The Dunvegan Formation is composed of marine, and deltaic sandstone with thin shale interbeds in the Peace River Country. East of Dunvegan, Alberta it is of marine origin, and in its western reaches in British Columbia it was deposited in a continental facies, where the sandstone becomes more conglomeratic. During Dunvegan time, a brackish water environment was present in the Wapiti River area and south of Grande Prairie, where the formation is porous.

== Hydrocarbon production ==
The Dunvegan Formation had an initial established recoverable oil reserve of 9.9 million m³, with 3.1 million m³ already produced as of 2008. Gas reserves totaled 18.7 million m³, with 4.5 million m³ already produced.

== Distribution ==
The Dunvegan Formation is 180 ft thick in its type locality in Peace River Country and up to 380 ft in the sub-surface of the Canadian Rockies foothills. It occurs south of Fort Nelson and the Liard River in north-east British Columbia, thins out south of the Peace River Country.
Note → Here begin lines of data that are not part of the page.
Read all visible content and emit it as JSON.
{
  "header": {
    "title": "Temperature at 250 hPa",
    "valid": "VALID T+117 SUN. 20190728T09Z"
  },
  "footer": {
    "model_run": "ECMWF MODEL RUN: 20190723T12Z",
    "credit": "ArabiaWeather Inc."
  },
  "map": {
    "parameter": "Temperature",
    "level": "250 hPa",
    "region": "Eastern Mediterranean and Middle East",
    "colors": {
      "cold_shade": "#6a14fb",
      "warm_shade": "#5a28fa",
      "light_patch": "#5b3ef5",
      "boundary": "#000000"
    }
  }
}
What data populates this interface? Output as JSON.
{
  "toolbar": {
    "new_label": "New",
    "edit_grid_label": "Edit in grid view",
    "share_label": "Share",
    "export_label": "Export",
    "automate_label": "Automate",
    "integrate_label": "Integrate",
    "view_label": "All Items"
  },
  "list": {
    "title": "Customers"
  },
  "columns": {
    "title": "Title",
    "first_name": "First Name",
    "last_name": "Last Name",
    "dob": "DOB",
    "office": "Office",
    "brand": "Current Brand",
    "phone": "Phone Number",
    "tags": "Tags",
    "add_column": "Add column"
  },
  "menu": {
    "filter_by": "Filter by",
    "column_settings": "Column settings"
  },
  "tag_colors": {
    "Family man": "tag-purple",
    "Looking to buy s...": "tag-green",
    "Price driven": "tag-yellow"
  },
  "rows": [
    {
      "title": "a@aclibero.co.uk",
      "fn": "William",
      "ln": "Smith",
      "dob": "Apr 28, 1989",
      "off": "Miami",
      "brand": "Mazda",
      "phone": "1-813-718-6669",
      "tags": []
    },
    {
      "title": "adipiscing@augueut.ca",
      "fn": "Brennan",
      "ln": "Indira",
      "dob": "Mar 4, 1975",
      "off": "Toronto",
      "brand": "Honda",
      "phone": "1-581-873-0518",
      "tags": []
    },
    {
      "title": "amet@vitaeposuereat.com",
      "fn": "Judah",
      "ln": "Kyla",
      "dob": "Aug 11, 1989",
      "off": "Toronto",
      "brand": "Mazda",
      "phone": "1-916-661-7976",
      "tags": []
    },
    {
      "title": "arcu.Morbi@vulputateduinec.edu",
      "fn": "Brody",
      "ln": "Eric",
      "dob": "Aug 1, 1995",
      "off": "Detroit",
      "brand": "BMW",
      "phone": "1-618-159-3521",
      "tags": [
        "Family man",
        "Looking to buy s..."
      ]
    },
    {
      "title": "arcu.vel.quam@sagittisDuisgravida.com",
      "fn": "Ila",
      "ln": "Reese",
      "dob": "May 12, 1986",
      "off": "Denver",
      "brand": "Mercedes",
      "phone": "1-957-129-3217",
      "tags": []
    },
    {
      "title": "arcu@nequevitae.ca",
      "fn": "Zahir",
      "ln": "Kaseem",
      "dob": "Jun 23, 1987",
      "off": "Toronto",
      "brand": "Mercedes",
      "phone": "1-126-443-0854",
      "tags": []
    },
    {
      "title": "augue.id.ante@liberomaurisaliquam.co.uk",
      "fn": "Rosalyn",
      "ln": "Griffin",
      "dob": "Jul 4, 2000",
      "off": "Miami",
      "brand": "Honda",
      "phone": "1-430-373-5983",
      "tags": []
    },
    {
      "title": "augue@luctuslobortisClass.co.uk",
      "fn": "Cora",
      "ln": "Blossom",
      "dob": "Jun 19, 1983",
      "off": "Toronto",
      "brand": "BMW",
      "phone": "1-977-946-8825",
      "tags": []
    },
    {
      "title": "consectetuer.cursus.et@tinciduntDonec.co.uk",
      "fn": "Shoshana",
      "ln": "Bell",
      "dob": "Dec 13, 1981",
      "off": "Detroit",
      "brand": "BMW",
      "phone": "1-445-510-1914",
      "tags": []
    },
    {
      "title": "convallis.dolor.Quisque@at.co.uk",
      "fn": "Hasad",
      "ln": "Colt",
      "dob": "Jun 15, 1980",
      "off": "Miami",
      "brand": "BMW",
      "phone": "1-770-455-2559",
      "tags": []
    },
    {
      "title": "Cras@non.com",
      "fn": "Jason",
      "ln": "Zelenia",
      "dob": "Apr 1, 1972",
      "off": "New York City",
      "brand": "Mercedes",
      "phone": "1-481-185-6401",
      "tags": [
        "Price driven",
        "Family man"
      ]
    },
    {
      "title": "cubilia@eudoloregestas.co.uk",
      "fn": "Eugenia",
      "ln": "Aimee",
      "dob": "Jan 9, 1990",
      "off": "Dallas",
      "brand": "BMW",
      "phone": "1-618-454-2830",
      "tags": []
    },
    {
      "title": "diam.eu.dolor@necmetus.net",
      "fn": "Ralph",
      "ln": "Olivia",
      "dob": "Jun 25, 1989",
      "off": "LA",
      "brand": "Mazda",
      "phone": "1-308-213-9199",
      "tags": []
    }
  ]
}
South of the Athabasca River, the Dunvegan grades laterally into the Blackstone Formation.

The Dunvegan Formation is exposed in outcrop along and near the Peace River east of the foothills, in the Peace River Country and the Chinchaga area, as well as patches in north-western Alberta and south of the Caribou Mountains.

== Relationship to other units ==
The Dunvegan Formation is conformably overlain by marine shales of the Kaskapau Formation in the Peace River Country and overlies conformably and transitionally the shale of the Fort St. John Group. The relationship between the Dunvegan and the overlying/underlying units is diachronous and the boundaries of the Dunvegan are placed at the first and last appearances of sandstone within the shale-dominated succession.